Linear Support Vector Machine with Recursive Feature Elimination
Related to Figure S4. Support vector machines are a classification algorithm. They find the best line (2 features), plane (3 features), or hyperplane (4 features and above) along which to separate the data for classification. Linear support vector machines use features as is, rather than generating new features, making them simple to interpret. Recursive feature elimination is a way to reduce the number of features used in a classification algorithm. Briefly, after a classification algorithm is trained, the features are weighted and the least important features are dropped. These two steps are repeated until the dataset is reduced to a previously selected number of features. For our data, genes were the features, and cell types were the classes that we tried to separate.

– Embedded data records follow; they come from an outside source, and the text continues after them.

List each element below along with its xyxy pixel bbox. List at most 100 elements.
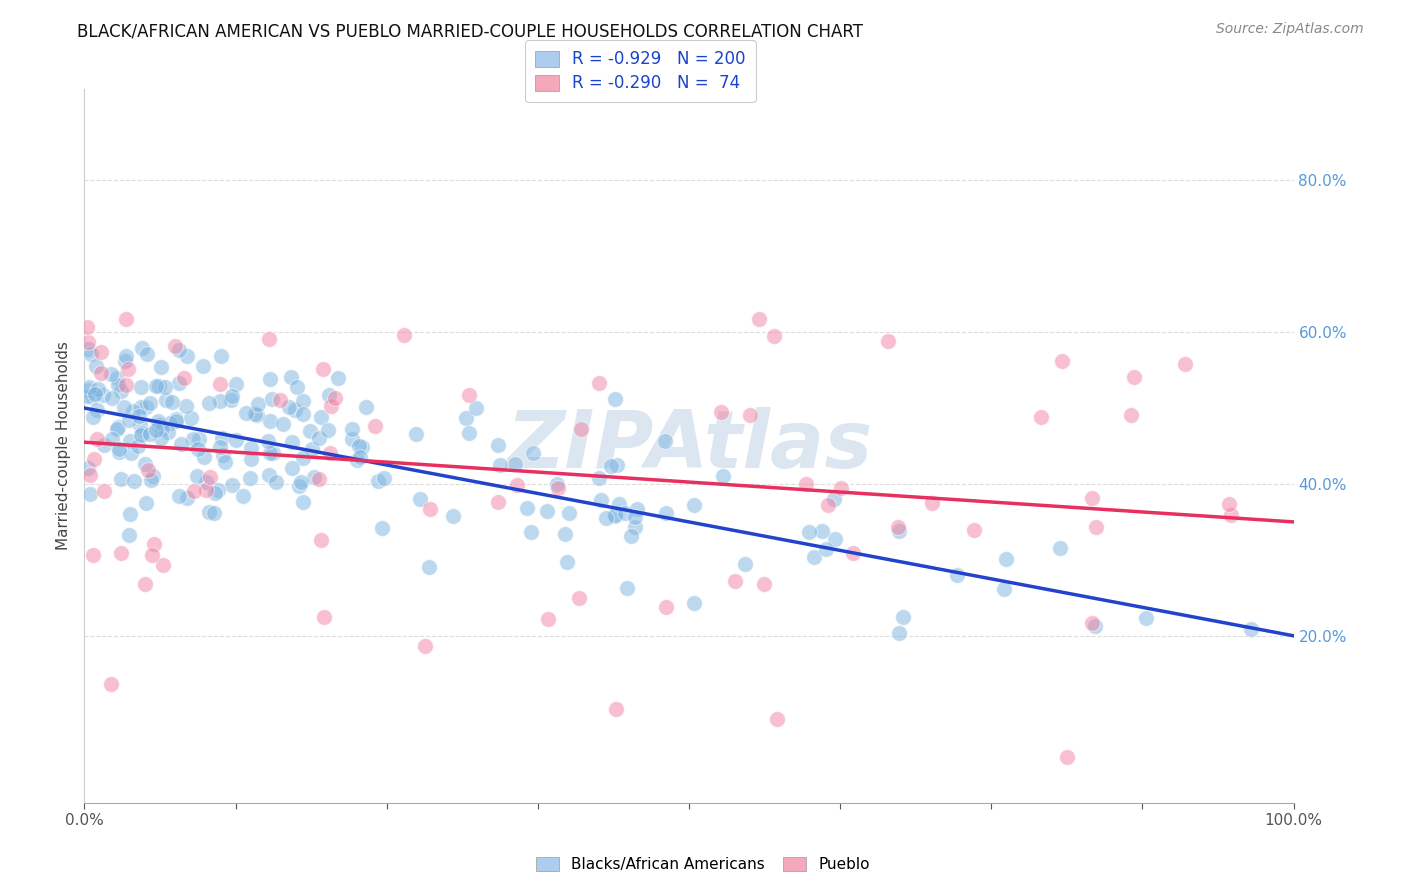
Point xyxy=(208,393,231,408)
Point xyxy=(169,376,191,390)
Point xyxy=(194,483,217,497)
Point xyxy=(1135,611,1157,625)
Point xyxy=(155,380,177,394)
Point xyxy=(174,399,197,413)
Point xyxy=(105,371,128,385)
Point xyxy=(887,524,910,538)
Point xyxy=(277,400,299,414)
Point xyxy=(100,367,122,381)
Point xyxy=(271,417,294,431)
Point xyxy=(112,400,135,414)
Point xyxy=(155,392,177,407)
Point xyxy=(1219,508,1241,522)
Point xyxy=(221,389,243,403)
Point xyxy=(763,328,786,343)
Point xyxy=(209,349,232,363)
Point xyxy=(79,487,101,501)
Text: Source: ZipAtlas.com: Source: ZipAtlas.com xyxy=(1216,22,1364,37)
Point xyxy=(157,425,180,439)
Point xyxy=(506,477,529,491)
Point xyxy=(995,551,1018,566)
Point xyxy=(129,428,152,442)
Legend: R = -0.929   N = 200, R = -0.290   N =  74: R = -0.929 N = 200, R = -0.290 N = 74 xyxy=(526,40,755,103)
Point xyxy=(235,406,257,420)
Point xyxy=(169,489,191,503)
Point xyxy=(121,404,143,418)
Point xyxy=(194,475,217,489)
Point xyxy=(1084,619,1107,633)
Point xyxy=(993,582,1015,597)
Point xyxy=(134,457,156,471)
Point xyxy=(418,559,440,574)
Point xyxy=(110,546,132,560)
Point xyxy=(120,446,142,460)
Point xyxy=(373,470,395,484)
Point xyxy=(86,382,108,396)
Point xyxy=(131,426,153,441)
Point xyxy=(243,407,266,421)
Point xyxy=(204,486,226,500)
Point xyxy=(891,609,914,624)
Point xyxy=(356,401,378,415)
Point xyxy=(946,568,969,582)
Point xyxy=(257,467,280,482)
Point xyxy=(503,457,526,471)
Point xyxy=(219,393,242,408)
Point xyxy=(346,452,368,467)
Point xyxy=(298,425,321,439)
Point xyxy=(139,395,162,409)
Point xyxy=(107,419,129,434)
Point xyxy=(239,471,262,485)
Point xyxy=(1218,497,1240,511)
Point xyxy=(309,533,332,547)
Point xyxy=(77,334,100,349)
Point xyxy=(176,491,198,505)
Point xyxy=(554,526,576,541)
Point xyxy=(139,473,162,487)
Point xyxy=(738,409,761,423)
Point xyxy=(889,625,911,640)
Text: ZIPAtlas: ZIPAtlas xyxy=(506,407,872,485)
Point xyxy=(288,479,311,493)
Point xyxy=(209,440,232,454)
Point xyxy=(281,460,304,475)
Point xyxy=(291,495,314,509)
Point xyxy=(141,548,163,562)
Point xyxy=(1084,520,1107,534)
Point xyxy=(145,424,167,438)
Point xyxy=(183,484,205,499)
Point xyxy=(537,612,560,626)
Point xyxy=(605,702,627,716)
Point xyxy=(165,414,187,428)
Point xyxy=(207,483,229,498)
Point xyxy=(536,504,558,518)
Point xyxy=(77,380,100,394)
Point xyxy=(114,377,136,392)
Point xyxy=(1050,354,1073,368)
Point xyxy=(465,401,488,416)
Point xyxy=(239,451,262,466)
Point xyxy=(558,506,581,520)
Point xyxy=(208,376,231,391)
Point xyxy=(76,389,98,403)
Point xyxy=(110,384,132,398)
Point xyxy=(129,380,152,394)
Point xyxy=(77,383,100,397)
Point xyxy=(824,533,846,547)
Point xyxy=(748,312,770,326)
Point xyxy=(107,378,129,392)
Point xyxy=(246,408,269,422)
Point xyxy=(614,507,637,521)
Point xyxy=(135,400,157,414)
Point xyxy=(82,409,104,424)
Point xyxy=(142,468,165,483)
Point xyxy=(262,446,284,460)
Point xyxy=(799,524,821,539)
Point xyxy=(105,422,128,436)
Point xyxy=(291,407,314,421)
Point xyxy=(569,422,592,436)
Point xyxy=(162,395,184,409)
Point xyxy=(269,393,291,408)
Point xyxy=(624,520,647,534)
Point xyxy=(197,505,219,519)
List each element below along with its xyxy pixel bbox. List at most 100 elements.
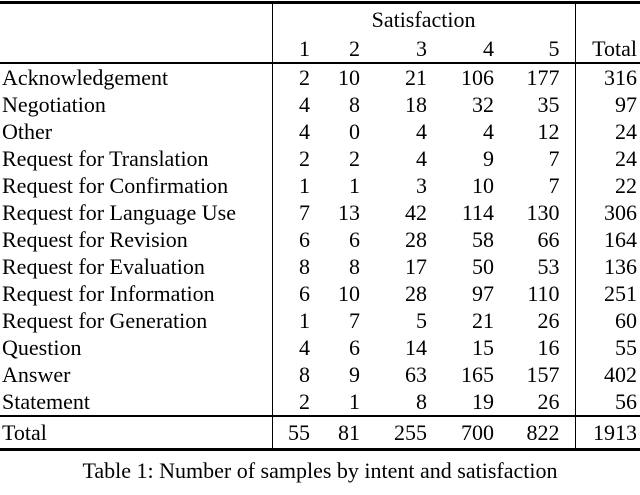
cell-value: 110 <box>527 280 560 306</box>
row-total: 24 <box>574 144 640 172</box>
table-footer: Total 55 81 255 700 822 1913 <box>0 415 640 450</box>
cell-value: 53 <box>537 253 560 279</box>
table-row: Request for Generation 1 7 5 21 26 60 <box>0 306 640 334</box>
table-header: Satisfaction 1 2 3 4 5 Total <box>0 2 640 63</box>
header-empty-corner <box>0 3 272 35</box>
cell-value: 130 <box>526 199 560 225</box>
table-row: Question 4 6 14 15 16 55 <box>0 333 640 361</box>
row-label: Request for Translation <box>2 145 209 171</box>
cell-value: 6 <box>349 334 360 360</box>
intent-satisfaction-table: Satisfaction 1 2 3 4 5 Total Acknowledge… <box>0 1 640 451</box>
row-label: Request for Revision <box>2 226 188 252</box>
row-label: Request for Evaluation <box>2 253 205 279</box>
table-body: Acknowledgement 2 10 21 106 177 316 Nego… <box>0 62 640 416</box>
row-total: 402 <box>574 360 640 388</box>
cell-value: 7 <box>548 145 560 171</box>
total-cell-value: 255 <box>394 419 427 445</box>
cell-value: 12 <box>537 118 560 144</box>
cell-value: 15 <box>472 334 494 360</box>
header-group-row: Satisfaction <box>0 2 640 35</box>
cell-value: 42 <box>405 199 427 225</box>
cell-value: 63 <box>405 361 427 387</box>
row-total: 97 <box>574 90 640 118</box>
cell-value: 21 <box>472 307 494 333</box>
cell-value: 5 <box>416 307 427 333</box>
table-row: Answer 8 9 63 165 157 402 <box>0 360 640 388</box>
cell-value: 13 <box>338 199 360 225</box>
cell-value: 21 <box>405 64 427 90</box>
cell-value: 4 <box>271 333 318 361</box>
cell-value: 32 <box>472 91 494 117</box>
cell-value: 4 <box>271 117 318 145</box>
table-caption: Table 1: Number of samples by intent and… <box>82 458 558 483</box>
row-total: 60 <box>574 306 640 334</box>
cell-value: 26 <box>537 388 560 414</box>
row-label: Request for Generation <box>2 307 208 333</box>
cell-value: 26 <box>537 307 560 333</box>
cell-value: 10 <box>338 64 360 90</box>
cell-value: 3 <box>416 172 427 198</box>
cell-value: 9 <box>483 145 494 171</box>
cell-value: 19 <box>472 388 494 414</box>
row-label: Request for Language Use <box>2 199 236 225</box>
table-row: Other 4 0 4 4 12 24 <box>0 117 640 145</box>
cell-value: 1 <box>349 388 360 414</box>
cell-value: 7 <box>349 307 360 333</box>
cell-value: 35 <box>537 91 560 117</box>
row-label: Negotiation <box>2 91 106 117</box>
col-header-1: 1 <box>271 34 318 63</box>
cell-value: 16 <box>537 334 560 360</box>
row-total: 22 <box>574 171 640 199</box>
table-row: Acknowledgement 2 10 21 106 177 316 <box>0 62 640 91</box>
total-cell-value: 822 <box>526 419 560 445</box>
row-label: Acknowledgement <box>2 64 169 90</box>
cell-value: 106 <box>461 64 494 90</box>
row-label: Statement <box>2 388 90 414</box>
table-row: Request for Confirmation 1 1 3 10 7 22 <box>0 171 640 199</box>
cell-value: 165 <box>461 361 494 387</box>
cell-value: 1 <box>271 171 318 199</box>
table-row: Request for Language Use 7 13 42 114 130… <box>0 198 640 226</box>
cell-value: 114 <box>461 199 494 225</box>
row-total: 56 <box>574 387 640 416</box>
cell-value: 177 <box>526 64 560 90</box>
cell-value: 1 <box>349 172 360 198</box>
cell-value: 157 <box>526 361 560 387</box>
header-columns-row: 1 2 3 4 5 Total <box>0 34 640 63</box>
cell-value: 97 <box>472 280 494 306</box>
total-cell-value: 700 <box>461 419 494 445</box>
table-row: Statement 2 1 8 19 26 56 <box>0 387 640 416</box>
total-row: Total 55 81 255 700 822 1913 <box>0 415 640 450</box>
cell-value: 66 <box>537 226 560 252</box>
header-empty-total <box>574 2 640 35</box>
cell-value: 1 <box>271 306 318 334</box>
table-row: Request for Information 6 10 28 97 110 2… <box>0 279 640 307</box>
row-label: Question <box>2 334 82 360</box>
cell-value: 0 <box>349 118 360 144</box>
cell-value: 2 <box>271 387 318 416</box>
col-header-total: Total <box>574 34 640 63</box>
header-empty-label <box>0 35 272 63</box>
cell-value: 7 <box>271 198 318 226</box>
cell-value: 6 <box>271 279 318 307</box>
cell-value: 17 <box>405 253 427 279</box>
cell-value: 2 <box>349 145 360 171</box>
total-cell-value: 55 <box>271 415 318 450</box>
cell-value: 50 <box>472 253 494 279</box>
row-label: Answer <box>2 361 71 387</box>
total-row-label: Total <box>2 419 47 445</box>
cell-value: 8 <box>349 253 360 279</box>
col-header-4: 4 <box>483 35 494 61</box>
col-header-3: 3 <box>416 35 427 61</box>
cell-value: 7 <box>548 172 560 198</box>
row-total: 55 <box>574 333 640 361</box>
cell-value: 8 <box>271 252 318 280</box>
cell-value: 2 <box>271 144 318 172</box>
cell-value: 10 <box>472 172 494 198</box>
col-header-2: 2 <box>349 35 360 61</box>
row-total: 306 <box>574 198 640 226</box>
grand-total: 1913 <box>574 415 640 450</box>
row-label: Request for Confirmation <box>2 172 229 198</box>
cell-value: 10 <box>338 280 360 306</box>
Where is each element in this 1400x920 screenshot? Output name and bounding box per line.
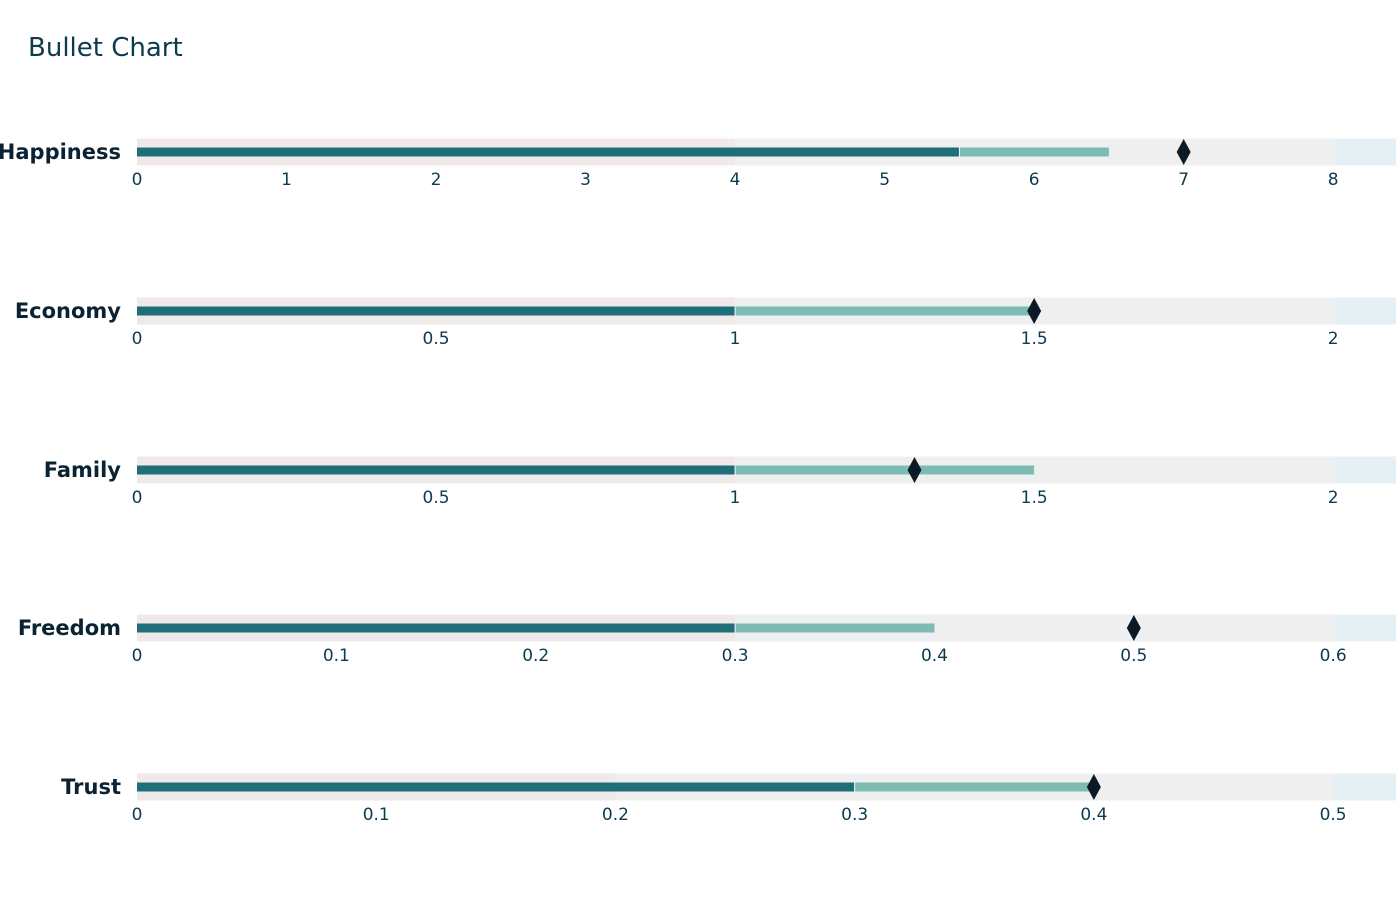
tick-label: 0.4 xyxy=(921,646,948,666)
tick-label: 2 xyxy=(1328,488,1339,508)
target-marker xyxy=(1176,139,1191,165)
bullet-row-trust: Trust 0 0.1 0.2 0.3 0.4 0.5 xyxy=(61,773,1396,825)
tick-label: 8 xyxy=(1328,170,1339,190)
measure-bar-primary xyxy=(137,465,736,475)
tick-label: 1 xyxy=(730,488,741,508)
tick-label: 3 xyxy=(580,170,591,190)
tick-label: 0.2 xyxy=(522,646,549,666)
tick-label: 0.3 xyxy=(722,646,749,666)
tick-label: 0 xyxy=(132,329,143,349)
tick-label: 1 xyxy=(281,170,292,190)
range-band-high xyxy=(1333,297,1396,325)
tick-label: 1.5 xyxy=(1021,329,1048,349)
tick-label: 1 xyxy=(730,329,741,349)
range-band-high xyxy=(1333,138,1396,166)
tick-label: 7 xyxy=(1178,170,1189,190)
row-label: Happiness xyxy=(0,140,121,164)
tick-label: 0.2 xyxy=(602,805,629,825)
chart-title: Bullet Chart xyxy=(28,33,183,63)
measure-bar-primary xyxy=(137,306,736,316)
tick-label: 2 xyxy=(1328,329,1339,349)
row-label: Family xyxy=(44,458,122,482)
tick-label: 1.5 xyxy=(1021,488,1048,508)
tick-label: 0.3 xyxy=(841,805,868,825)
range-band-high xyxy=(1333,773,1396,801)
tick-label: 0.4 xyxy=(1080,805,1107,825)
target-marker xyxy=(1086,774,1101,800)
tick-label: 0.1 xyxy=(363,805,390,825)
measure-bar-primary xyxy=(137,782,855,792)
tick-label: 6 xyxy=(1029,170,1040,190)
bullet-row-happiness: Happiness 0 1 2 3 4 5 6 7 8 xyxy=(0,138,1396,190)
target-marker xyxy=(1126,615,1141,641)
row-label: Economy xyxy=(15,299,121,323)
range-band-high xyxy=(1333,614,1396,642)
target-marker xyxy=(1027,298,1042,324)
measure-bar-primary xyxy=(137,147,960,157)
tick-label: 5 xyxy=(879,170,890,190)
tick-label: 0 xyxy=(132,488,143,508)
bullet-row-economy: Economy 0 0.5 1 1.5 2 xyxy=(15,297,1396,349)
row-label: Trust xyxy=(61,775,121,799)
bullet-row-family: Family 0 0.5 1 1.5 2 xyxy=(44,456,1396,508)
tick-label: 0 xyxy=(132,646,143,666)
target-marker xyxy=(907,457,922,483)
tick-label: 0.5 xyxy=(423,329,450,349)
tick-label: 2 xyxy=(431,170,442,190)
tick-label: 0 xyxy=(132,805,143,825)
row-label: Freedom xyxy=(18,616,121,640)
tick-label: 0.6 xyxy=(1320,646,1347,666)
tick-label: 0.1 xyxy=(323,646,350,666)
measure-bar-primary xyxy=(137,623,736,633)
tick-label: 0 xyxy=(132,170,143,190)
tick-label: 0.5 xyxy=(1120,646,1147,666)
bullet-row-freedom: Freedom 0 0.1 0.2 0.3 0.4 0.5 0.6 xyxy=(18,614,1396,666)
tick-label: 4 xyxy=(730,170,741,190)
range-band-high xyxy=(1333,456,1396,484)
tick-label: 0.5 xyxy=(423,488,450,508)
tick-label: 0.5 xyxy=(1320,805,1347,825)
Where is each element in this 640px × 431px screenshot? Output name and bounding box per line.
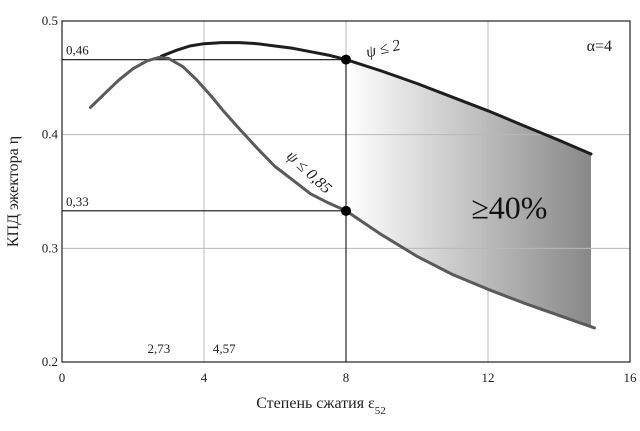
x-tick-label: 0 bbox=[59, 370, 66, 385]
x-annotation-label: 2,73 bbox=[148, 341, 171, 356]
y-tick-label: 0.2 bbox=[42, 354, 58, 369]
x-axis-title-main: Степень сжатия ε bbox=[256, 395, 375, 412]
y-axis-title: КПД эжектора η bbox=[5, 136, 22, 247]
x-tick-label: 16 bbox=[624, 370, 638, 385]
y-tick-label: 0.5 bbox=[42, 13, 58, 28]
data-point-marker bbox=[341, 205, 351, 216]
shaded-area bbox=[346, 59, 591, 327]
x-axis-title-subscript: 52 bbox=[375, 405, 386, 417]
x-tick-label: 8 bbox=[343, 370, 350, 385]
ticks: 0 4 8 12 16 0.2 0.3 0.4 0.5 bbox=[42, 13, 637, 385]
series-line-1 bbox=[159, 41, 593, 156]
y-tick-label: 0.3 bbox=[42, 240, 58, 255]
reference-line-label: 0,33 bbox=[66, 194, 89, 209]
x-axis-title: Степень сжатия ε52 bbox=[256, 395, 386, 417]
x-annotation-label: 4,57 bbox=[213, 341, 236, 356]
shaded-region bbox=[346, 59, 591, 327]
x-tick-label: 4 bbox=[201, 370, 208, 385]
series-line-2 bbox=[88, 55, 596, 330]
reference-line-label: 0,46 bbox=[66, 43, 89, 58]
data-point-marker bbox=[341, 54, 351, 65]
y-tick-label: 0.4 bbox=[42, 127, 59, 142]
x-tick-label: 12 bbox=[482, 370, 495, 385]
annotations: 2,73 4,57 bbox=[148, 341, 237, 356]
markers bbox=[341, 54, 351, 216]
corner-label: α=4 bbox=[587, 38, 612, 55]
shaded-region-label: ≥40% bbox=[471, 190, 547, 226]
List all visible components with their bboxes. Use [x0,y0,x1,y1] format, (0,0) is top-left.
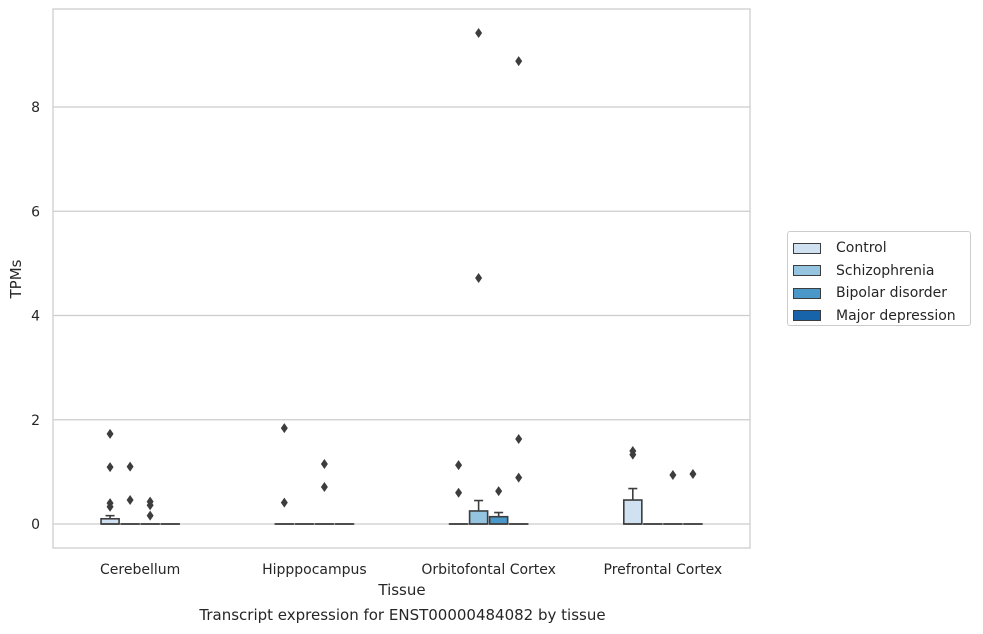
box [488,515,509,525]
outlier-point [455,460,463,471]
outlier-point [475,272,483,283]
legend-item-control: Control [793,237,970,260]
outlier-point [515,434,523,445]
outlier-point [146,500,154,511]
legend: Control Schizophrenia Bipolar disorder M… [787,231,971,326]
legend-swatch-schizophrenia [793,265,821,277]
y-tick-label: 8 [31,100,40,116]
boxes [100,487,703,525]
outlier-point [106,501,114,512]
outlier-point [455,487,463,498]
outlier-point [126,495,134,506]
legend-label-control: Control [836,240,887,257]
x-tick-label: Cerebellum [100,562,180,578]
outlier-point [106,428,114,439]
legend-item-bipolar-disorder: Bipolar disorder [793,282,970,305]
plot-frame [52,8,751,549]
y-tick-label: 6 [31,204,40,220]
outliers [106,27,697,521]
outlier-point [126,461,134,472]
x-tick-label: Hipppocampus [262,562,367,578]
outlier-point [629,449,637,460]
legend-label-schizophrenia: Schizophrenia [836,262,935,279]
y-axis-label: TPMs [7,259,25,299]
y-tick-label: 0 [31,517,40,533]
outlier-point [515,472,523,483]
outlier-point [669,470,677,481]
outlier-point [106,462,114,473]
y-tick-label: 2 [31,413,40,429]
legend-swatch-control [793,242,821,254]
legend-label-major-depression: Major depression [836,307,956,324]
outlier-point [475,27,483,38]
gridlines [53,106,750,525]
legend-item-major-depression: Major depression [793,305,970,328]
outlier-point [515,56,523,67]
x-axis-label: Tissue [377,581,425,599]
legend-item-schizophrenia: Schizophrenia [793,260,970,283]
chart-caption: Transcript expression for ENST0000048408… [199,606,606,624]
x-tick-label: Prefrontal Cortex [604,562,723,578]
outlier-point [495,486,503,497]
outlier-point [320,481,328,492]
x-tick-label: Orbitofontal Cortex [421,562,556,578]
legend-swatch-bipolar-disorder [793,287,821,299]
outlier-point [280,423,288,434]
box [622,499,643,525]
box [468,510,489,525]
outlier-point [280,497,288,508]
legend-swatch-major-depression [793,310,821,322]
y-tick-label: 4 [31,309,40,325]
outlier-point [320,459,328,470]
outlier-point [689,468,697,479]
outlier-point [146,510,154,521]
legend-label-bipolar-disorder: Bipolar disorder [836,285,948,302]
axis-ticks: 0 2 4 6 8 Cerebellum Hipppocampus Orbitofontal … [31,100,722,578]
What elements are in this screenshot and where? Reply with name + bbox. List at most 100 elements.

Using the two algorithms together, we found the top 50 genes that best classified cell types using a linear support vector machine.
Author contributions
L.Q. performed electrophysiological, morphological and single-cell RNA-seq experiments. D.L. performed bioinformatic analyses. C.F. wrote the manuscript. C.F., D.L, L.Q. designed the study, analyzed data, prepared figures, and edited the manuscript.
Data sharing
GSE142546
Supplementary Information
Acknowledgments
We thank Drs. János Szabadics and Jochen Winterer for discussions. This work was supported by funding from the Swiss National Science Foundation (Switzerland, CRETP3_166815 and 31003A_170085) and the Dr. Eric Slack-Gyr-Stiftung (Switzerland) to C.F.